Sen. Tammy Baldwin introduces bill to bolster financial aid for student pilots
WASHINGTON (Gray DC) - Senator Tammy Baldwin (D-Wisc.) is trying to make the costly path to becoming a commercial airline pilot a little more affordable.
This week, she and Senator Dan Sullivan (R-Alaska) introduced a bill called the ‘Flight Education Access Act’ that would increase maximum limits on federal student loans for those pursuing degrees in flight education and training programs.
“We want to level the playing field, especially when there’s a pipeline issue right now for pilots getting into the field and make it an opportunity available to anyone who’s interested in not just those who, you know, come from wealthier backgrounds,” said Sen.

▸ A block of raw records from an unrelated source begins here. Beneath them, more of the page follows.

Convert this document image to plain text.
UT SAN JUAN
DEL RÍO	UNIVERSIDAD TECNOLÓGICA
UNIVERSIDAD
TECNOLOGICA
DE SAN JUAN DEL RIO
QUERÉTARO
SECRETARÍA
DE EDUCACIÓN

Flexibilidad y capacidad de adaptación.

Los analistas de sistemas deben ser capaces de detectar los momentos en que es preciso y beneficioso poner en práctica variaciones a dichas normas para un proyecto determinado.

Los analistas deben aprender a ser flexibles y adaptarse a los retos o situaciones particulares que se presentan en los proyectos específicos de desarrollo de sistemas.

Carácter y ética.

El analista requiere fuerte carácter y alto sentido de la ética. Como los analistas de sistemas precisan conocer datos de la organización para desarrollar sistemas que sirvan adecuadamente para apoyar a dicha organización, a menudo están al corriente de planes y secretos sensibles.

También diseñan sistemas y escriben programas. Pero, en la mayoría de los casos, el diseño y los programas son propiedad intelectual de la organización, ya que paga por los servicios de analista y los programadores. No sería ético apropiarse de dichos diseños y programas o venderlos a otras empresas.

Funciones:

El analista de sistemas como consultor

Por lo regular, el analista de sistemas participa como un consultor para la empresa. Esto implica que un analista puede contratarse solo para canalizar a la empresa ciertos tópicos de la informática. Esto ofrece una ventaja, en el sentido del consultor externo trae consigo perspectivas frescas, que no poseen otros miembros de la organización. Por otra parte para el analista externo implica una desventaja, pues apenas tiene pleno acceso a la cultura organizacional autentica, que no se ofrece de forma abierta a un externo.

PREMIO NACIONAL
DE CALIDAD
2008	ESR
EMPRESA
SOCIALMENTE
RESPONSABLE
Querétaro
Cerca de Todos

Baldwin.
According to the University Aviation Association, it costs about $80,000 for the FAA flight training to become a pilot. Current federal loan limits do not accommodate that cost.
“We need better career access. Today’s federal student aid system fails pilots. Federal loans are short $80,000 or more. Airlines provide subsidized training and other supports. But lower income families can’t bridge the gap,” Regional Airline Association President and CEO Faye Malarkey Black said at a Transportation and Infrastructure Committee hearing in April.
The bill would also create a new scholarship opportunity to offset the cost of pilot school through a public-private partnership that would incentive private partners to offer scholarships with a four to one federal match.
Senator Baldwin says the bill could be especially helpful to states like Wisconsin that rely heavily on regional airlines.
“We rely a lot on regional airlines to be able to get Wisconsinites to where they need to go, where they need to travel. And it’s the regional airlines that are seeing some of the most significant shortages in in pilots,” she said.
The senator is hoping that to include the act in the FAA reauthorization bill that Congress is working on now.